Sohn: Now who's 'soft on crime,' Gov. Lee? Now who's foot-dragging, local leaders?

Associated Press photo by Susan Walsh / President Joe Biden speaks during an event in the State Dining room of the White House on Wednesday to discuss gun crime prevention strategy.
Associated Press photo by Susan Walsh / President Joe Biden speaks during an event in the State Dining room of the White House on Wednesday to discuss gun crime prevention strategy.

President Joe Biden announced this week that the White House will allocate a portion of the funds from the $1.9 trillion American Rescue Plan Act toward public safety, including $350 million for state and local law enforcement agencies.

Specifically, the president said, the money should be used to stem a rising national tide of violent crime by "taking on the bad actors doing bad things to our communities."

Top on his list of "bad things" is gun violence which, though it plummeted during the early months of the coronavirus pandemic, has come back with a vengeance.

Biden's plan focuses on providing money to cities that need more police, offering community support and most of all cracking down on gun violence and those supplying illegal firearms. He outlined steps aimed to help cities establish strike forces to stop weapons trafficking and said he would seek more money for the agency that tracks the nation's guns - the Bureau of Alcohol, Tobacco, Firearms and Explosives.

"These merchants of death are breaking the law for profit," Biden said. "If you willfully sell a gun to someone who's prohibited, my message to you is this: We'll find you and we'll seek your license to sell guns. We'll make sure you can't sell death and mayhem on our streets."

So much for trying to label this administration and Democrats in general as "soft on crime," or accuse it of trying to "defund" police - which we've said over and over is a non-starter.

But not to fret. The GOP tongues already are wagging. Tennessee Sen. Marsha Blackburn took aim Thursday with this red-meat prattle: "Anti-gun activist and Biden ATF Nominee David Chipman wants to ban Tennesseans' hunting rifles."

She's talking about assault-style rifles, which in 2009 were re-named "modern sporting rifles" by the U.S. National Shooting Sports Foundation, a firearms trade association.

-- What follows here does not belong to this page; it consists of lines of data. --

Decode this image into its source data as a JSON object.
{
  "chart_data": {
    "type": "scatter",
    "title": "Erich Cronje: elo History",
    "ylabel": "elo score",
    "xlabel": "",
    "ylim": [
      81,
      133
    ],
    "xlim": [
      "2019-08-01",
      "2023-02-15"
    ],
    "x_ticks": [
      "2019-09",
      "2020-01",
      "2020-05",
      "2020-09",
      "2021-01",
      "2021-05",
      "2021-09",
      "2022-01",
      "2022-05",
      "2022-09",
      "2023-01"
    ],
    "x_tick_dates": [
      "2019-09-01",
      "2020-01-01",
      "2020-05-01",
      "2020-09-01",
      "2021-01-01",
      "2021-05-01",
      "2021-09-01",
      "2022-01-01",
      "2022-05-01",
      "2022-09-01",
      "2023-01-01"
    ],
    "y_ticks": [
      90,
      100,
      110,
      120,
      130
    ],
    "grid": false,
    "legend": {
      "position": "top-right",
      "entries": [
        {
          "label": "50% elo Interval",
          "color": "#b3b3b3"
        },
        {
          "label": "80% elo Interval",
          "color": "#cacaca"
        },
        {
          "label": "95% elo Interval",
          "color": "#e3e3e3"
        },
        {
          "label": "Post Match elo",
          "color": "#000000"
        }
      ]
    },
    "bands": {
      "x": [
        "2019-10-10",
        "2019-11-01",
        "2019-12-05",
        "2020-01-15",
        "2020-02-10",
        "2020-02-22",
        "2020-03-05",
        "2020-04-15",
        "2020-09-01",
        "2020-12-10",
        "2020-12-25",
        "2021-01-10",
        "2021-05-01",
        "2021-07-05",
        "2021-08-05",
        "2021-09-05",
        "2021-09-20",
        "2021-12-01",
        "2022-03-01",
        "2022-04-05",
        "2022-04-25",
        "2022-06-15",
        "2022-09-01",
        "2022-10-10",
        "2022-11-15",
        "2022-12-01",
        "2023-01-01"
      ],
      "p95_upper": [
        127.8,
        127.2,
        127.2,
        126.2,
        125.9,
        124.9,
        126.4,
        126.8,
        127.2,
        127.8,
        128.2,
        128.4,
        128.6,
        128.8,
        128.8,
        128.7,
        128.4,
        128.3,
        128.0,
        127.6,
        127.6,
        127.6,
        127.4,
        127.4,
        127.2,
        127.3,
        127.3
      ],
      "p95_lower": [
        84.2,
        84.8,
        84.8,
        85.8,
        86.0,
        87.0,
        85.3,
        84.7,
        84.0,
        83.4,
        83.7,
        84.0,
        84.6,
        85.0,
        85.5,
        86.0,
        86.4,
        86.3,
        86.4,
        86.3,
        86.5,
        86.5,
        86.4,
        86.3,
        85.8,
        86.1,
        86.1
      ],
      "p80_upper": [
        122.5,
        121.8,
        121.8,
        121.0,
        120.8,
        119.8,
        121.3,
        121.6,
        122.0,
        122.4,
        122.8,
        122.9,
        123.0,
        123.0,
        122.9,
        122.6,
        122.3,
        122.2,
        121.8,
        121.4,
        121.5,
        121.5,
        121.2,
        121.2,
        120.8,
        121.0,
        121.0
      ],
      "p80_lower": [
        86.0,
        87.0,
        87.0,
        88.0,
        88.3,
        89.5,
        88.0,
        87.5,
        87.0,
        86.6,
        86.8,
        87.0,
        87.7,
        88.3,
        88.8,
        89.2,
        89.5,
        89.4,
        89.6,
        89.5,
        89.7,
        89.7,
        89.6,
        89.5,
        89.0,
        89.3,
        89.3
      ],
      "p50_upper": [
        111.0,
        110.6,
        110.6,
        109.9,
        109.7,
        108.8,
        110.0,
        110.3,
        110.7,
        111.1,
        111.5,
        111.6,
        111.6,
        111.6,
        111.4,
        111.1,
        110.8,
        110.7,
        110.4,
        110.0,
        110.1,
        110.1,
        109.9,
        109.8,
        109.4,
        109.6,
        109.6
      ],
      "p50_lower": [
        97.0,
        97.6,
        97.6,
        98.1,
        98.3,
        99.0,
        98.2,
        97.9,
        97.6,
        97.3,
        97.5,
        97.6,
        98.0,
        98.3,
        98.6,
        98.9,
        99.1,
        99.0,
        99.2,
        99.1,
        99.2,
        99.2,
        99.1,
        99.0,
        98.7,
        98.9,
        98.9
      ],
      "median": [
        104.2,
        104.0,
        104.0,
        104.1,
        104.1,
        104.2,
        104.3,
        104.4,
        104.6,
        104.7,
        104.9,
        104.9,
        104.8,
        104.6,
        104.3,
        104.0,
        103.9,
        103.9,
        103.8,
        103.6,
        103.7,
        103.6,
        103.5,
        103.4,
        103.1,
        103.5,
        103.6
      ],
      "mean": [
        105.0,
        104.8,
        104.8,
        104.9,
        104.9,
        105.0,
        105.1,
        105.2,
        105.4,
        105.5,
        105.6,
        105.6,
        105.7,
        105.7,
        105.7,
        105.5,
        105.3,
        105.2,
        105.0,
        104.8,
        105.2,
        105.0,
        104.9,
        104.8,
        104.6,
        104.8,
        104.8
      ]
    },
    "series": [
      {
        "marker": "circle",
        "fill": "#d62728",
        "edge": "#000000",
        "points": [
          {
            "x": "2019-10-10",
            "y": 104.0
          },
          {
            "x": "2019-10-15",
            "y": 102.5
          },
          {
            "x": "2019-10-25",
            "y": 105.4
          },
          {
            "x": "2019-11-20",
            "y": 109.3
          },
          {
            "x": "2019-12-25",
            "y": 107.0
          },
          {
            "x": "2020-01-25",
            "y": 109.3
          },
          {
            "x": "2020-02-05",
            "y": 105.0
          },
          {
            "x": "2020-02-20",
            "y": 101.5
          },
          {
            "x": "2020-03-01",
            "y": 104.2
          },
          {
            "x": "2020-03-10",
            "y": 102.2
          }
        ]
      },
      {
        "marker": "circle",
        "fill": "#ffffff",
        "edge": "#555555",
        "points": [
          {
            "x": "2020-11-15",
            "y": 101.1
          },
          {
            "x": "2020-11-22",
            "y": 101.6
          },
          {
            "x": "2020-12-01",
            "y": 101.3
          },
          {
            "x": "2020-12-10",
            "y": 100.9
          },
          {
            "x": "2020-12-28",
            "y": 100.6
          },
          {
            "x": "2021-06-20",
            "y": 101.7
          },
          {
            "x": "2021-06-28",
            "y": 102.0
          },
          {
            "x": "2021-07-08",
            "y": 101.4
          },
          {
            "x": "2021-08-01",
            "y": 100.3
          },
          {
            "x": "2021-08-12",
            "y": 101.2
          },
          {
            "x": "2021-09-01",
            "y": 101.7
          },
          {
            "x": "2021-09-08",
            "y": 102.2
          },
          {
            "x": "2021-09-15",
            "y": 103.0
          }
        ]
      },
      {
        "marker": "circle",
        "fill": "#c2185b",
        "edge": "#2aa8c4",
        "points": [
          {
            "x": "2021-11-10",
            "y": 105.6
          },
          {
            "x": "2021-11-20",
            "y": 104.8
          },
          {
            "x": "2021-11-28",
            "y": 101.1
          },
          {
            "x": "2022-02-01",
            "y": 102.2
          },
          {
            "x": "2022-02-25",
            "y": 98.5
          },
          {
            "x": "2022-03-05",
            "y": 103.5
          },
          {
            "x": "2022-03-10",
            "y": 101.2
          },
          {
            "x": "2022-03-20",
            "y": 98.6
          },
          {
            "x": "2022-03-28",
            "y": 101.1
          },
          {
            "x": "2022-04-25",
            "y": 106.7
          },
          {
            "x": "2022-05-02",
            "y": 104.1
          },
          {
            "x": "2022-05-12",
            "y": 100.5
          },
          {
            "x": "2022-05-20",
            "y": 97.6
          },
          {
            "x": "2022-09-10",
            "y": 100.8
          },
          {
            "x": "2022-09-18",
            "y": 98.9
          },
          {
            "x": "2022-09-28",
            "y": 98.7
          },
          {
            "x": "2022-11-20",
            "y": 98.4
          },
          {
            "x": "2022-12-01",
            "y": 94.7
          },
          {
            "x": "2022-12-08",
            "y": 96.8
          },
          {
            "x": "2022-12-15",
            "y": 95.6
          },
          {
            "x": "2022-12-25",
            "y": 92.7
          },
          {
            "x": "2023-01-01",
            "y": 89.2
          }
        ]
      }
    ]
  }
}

The new label became the darling of the gun industry, and by the 2010s, according to The New York Times, AR-15 style rifles became one of the "most beloved and most vilified rifles" in the United States, thanks in part to their use in high-profile mass shootings. The National Rifle Association began promoting them as "America's rifle" and bragging that their popularity was partially attributable to proposals to ban or restrict them.

But back to what the president and the White House said rather than what Tennessee's mega gun makers like Barrett told Marsha to say.

"With the secondary consequences of the pandemic and the proliferation of illegal guns over the same period, we have seen increased violence over the past year and a half. Homicides rose 30%, and gun assaults rose 8% in large cities in 2020," reads a statement from the White House.

"The number of homicides in the first quarter of 2021 was 24% higher than the number of homicides in the first quarter of 2020, and 49% higher than in the first quarter of 2019."

Those were the same years when Republicans and gun lobbyists were working feverishly to ease gun restrictions - especially in Tennessee.

Closer to reality is that we should think Tennessee Gov. Bill Lee and the super-majority Republicans of the General Assembly are the ones who are "soft on crime." Lee pushed the permitless carry legislation for two years and signed it into law in April.

What the law means is that beginning July 1, most Tennesseans ages 21 and older will no longer be legally required to undergo state criminal background checks, firearms training or demonstrate firearm competency in order to carry a handgun either openly or concealed while in public.

When Lee signed the bill into law on April 8, he thanked lawmakers and the NRA for supporting the measure that he first championed in 2020, but withdrew amid last year's coronavirus pandemic. Tennessee now joins 18 other states with a similar law on their books - 10 added in the past six years.

But there's still another local conundrum to this saga.

Even as the federal government begins to earmark spending from the American Rescue Plan Act, which was signed into law in May, local governments are dragging their feet on spending plans.

They don't put it that way, of course. They say they are "waiting on guidance" before tapping into their share of the some $350 billion headed toward states, counties and cities.

In the Chattanooga region, we're talking about more than $270 million.

But we already know a lot, and we knew it even before Biden emphasized what some of the crime enforcement money could be used for. In May the U.S. Department of the Treasury issued "interim final rules" for city and county use and said the rules would be finalized after a public input period ends on July 16.

We already know, too, that the money can be spent on public health expenditures, like vaccines, tests and other medical care; helping workers, businesses, households or nonprofits economically burdened by the pandemic; replacing lost public sector revenue if the locality's overall revenue took a hit during the pandemic; providing premium pay for workers deemed essential by the city or county mayors, and making water, sewer or stormwater infrastructure improvements.

Sorry, Marsha. Sorry, Gov. Lee. Sorry local folks. Stop blaming this on Democrats, the federal government, the Biden administration or any other false iteration of "defunding" police or defining infrastructure or whatever partisan talking point you can conjure.

Show some vision and leadership for a change.